BILL Holdings plunged 7.1% Thursday as a broad sell-off hammered software peers across the board. Shares of the business payments platform closed at $37.20 on heavy volume of 534,894 shares, with the company’s market cap sliding to $3.7 billion as of April 23, 2026.
The decline wasn’t company-specific—it was a sector-wide rout. Six of BILL’s sector peers posted sharp losses during Thursday’s session. Workiva (WK) led the downdraft with an 8.8% drop, while Life360 (LIF) fell 8.2%. ACI Worldwide (ACIW) declined 5.4%, Zeta Global (ZETA) lost 5.3%, and AppFolio (APPF) dropped 4.7%. The coordinated weakness suggests investors are rotating out of software stocks amid shifting market sentiment, though no specific news catalyst emerged to explain the timing of the sell-off.
BILL’s 7.1% slide positions it squarely in the middle of the sector carnage. While the company weathered the downturn better than the hardest-hit names like Workiva and Life360, it still underperformed relative to AppFolio. The heavy trading volume underscores heightened investor concern, as shares changed hands actively during the session. With its market cap now at $3.7 billion, BILL has shed significant value in a single trading day alongside its software application peers.

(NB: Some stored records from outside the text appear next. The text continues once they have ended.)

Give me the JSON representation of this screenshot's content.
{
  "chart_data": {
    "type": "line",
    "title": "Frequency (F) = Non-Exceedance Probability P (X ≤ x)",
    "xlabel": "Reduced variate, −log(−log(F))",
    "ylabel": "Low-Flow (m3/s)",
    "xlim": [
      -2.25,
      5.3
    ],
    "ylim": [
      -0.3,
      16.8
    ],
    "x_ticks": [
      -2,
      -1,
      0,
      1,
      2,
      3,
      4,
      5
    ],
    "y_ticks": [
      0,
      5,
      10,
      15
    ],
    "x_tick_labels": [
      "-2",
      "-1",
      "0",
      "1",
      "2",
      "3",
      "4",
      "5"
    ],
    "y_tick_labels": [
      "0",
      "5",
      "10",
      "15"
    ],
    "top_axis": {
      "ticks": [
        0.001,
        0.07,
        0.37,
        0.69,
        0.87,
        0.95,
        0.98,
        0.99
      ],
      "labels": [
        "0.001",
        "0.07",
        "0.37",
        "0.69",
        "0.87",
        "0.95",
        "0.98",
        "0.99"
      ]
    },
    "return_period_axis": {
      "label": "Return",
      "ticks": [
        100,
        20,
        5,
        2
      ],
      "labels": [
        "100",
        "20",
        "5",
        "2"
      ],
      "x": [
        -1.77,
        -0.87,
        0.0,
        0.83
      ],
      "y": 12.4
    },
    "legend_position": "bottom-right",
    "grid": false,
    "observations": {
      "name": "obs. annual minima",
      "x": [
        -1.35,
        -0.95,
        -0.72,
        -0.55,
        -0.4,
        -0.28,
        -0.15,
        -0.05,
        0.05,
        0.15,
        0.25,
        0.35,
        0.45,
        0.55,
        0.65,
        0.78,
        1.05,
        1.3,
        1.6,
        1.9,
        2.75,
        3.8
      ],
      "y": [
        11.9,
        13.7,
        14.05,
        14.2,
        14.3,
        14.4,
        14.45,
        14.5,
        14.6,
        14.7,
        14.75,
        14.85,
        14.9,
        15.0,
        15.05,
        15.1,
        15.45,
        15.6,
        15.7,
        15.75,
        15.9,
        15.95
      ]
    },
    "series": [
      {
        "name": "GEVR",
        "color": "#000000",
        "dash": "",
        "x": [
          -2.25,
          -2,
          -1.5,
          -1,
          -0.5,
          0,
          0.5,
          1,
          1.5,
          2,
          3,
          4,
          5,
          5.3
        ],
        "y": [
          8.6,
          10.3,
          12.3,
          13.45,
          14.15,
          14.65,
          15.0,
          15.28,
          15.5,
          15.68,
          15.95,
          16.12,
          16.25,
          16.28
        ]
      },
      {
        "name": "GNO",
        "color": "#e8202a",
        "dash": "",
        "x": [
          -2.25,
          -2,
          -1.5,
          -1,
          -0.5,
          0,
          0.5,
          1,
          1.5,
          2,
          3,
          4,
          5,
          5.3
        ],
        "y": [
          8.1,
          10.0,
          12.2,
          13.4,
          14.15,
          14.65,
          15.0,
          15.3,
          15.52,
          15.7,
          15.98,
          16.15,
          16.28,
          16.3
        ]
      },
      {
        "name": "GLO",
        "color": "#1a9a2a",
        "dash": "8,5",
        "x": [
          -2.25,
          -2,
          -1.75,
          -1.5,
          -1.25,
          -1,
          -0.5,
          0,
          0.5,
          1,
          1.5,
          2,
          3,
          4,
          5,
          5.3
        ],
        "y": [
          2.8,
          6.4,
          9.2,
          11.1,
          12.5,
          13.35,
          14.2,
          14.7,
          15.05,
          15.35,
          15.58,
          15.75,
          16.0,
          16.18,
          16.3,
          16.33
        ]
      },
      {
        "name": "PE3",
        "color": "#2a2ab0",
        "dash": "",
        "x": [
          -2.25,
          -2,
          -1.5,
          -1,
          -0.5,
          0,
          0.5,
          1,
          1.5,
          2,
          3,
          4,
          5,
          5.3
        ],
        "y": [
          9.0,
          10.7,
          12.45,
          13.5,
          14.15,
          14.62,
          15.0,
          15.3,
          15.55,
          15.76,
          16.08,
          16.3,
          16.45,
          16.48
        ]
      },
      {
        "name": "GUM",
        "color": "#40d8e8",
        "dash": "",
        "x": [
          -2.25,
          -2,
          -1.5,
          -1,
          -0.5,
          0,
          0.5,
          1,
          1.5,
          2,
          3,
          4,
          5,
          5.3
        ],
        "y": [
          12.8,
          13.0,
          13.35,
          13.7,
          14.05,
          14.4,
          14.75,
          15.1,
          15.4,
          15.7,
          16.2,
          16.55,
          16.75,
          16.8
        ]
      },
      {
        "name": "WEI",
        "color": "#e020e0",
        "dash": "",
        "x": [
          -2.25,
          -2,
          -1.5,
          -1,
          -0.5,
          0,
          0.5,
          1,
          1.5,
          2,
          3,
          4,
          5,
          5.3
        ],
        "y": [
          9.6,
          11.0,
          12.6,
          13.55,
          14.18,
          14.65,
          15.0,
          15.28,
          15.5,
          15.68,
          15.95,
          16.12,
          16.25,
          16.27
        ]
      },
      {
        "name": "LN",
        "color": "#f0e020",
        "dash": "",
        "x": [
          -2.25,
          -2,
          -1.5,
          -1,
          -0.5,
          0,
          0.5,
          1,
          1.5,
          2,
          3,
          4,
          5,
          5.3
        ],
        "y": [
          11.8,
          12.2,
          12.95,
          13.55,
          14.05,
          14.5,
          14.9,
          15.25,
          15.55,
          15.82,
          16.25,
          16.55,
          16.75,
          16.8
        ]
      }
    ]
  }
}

The synchronized decline raises questions about broader sentiment toward the software sector. When multiple names move in lockstep without company-specific news, it often signals macro concerns, valuation reassessment, or technical selling pressure. For BILL shareholders, the key question is whether this represents a temporary shakeout or the beginning of a more sustained sector correction. Investors will be watching for any stabilization signals or further deterioration when markets reopen Friday.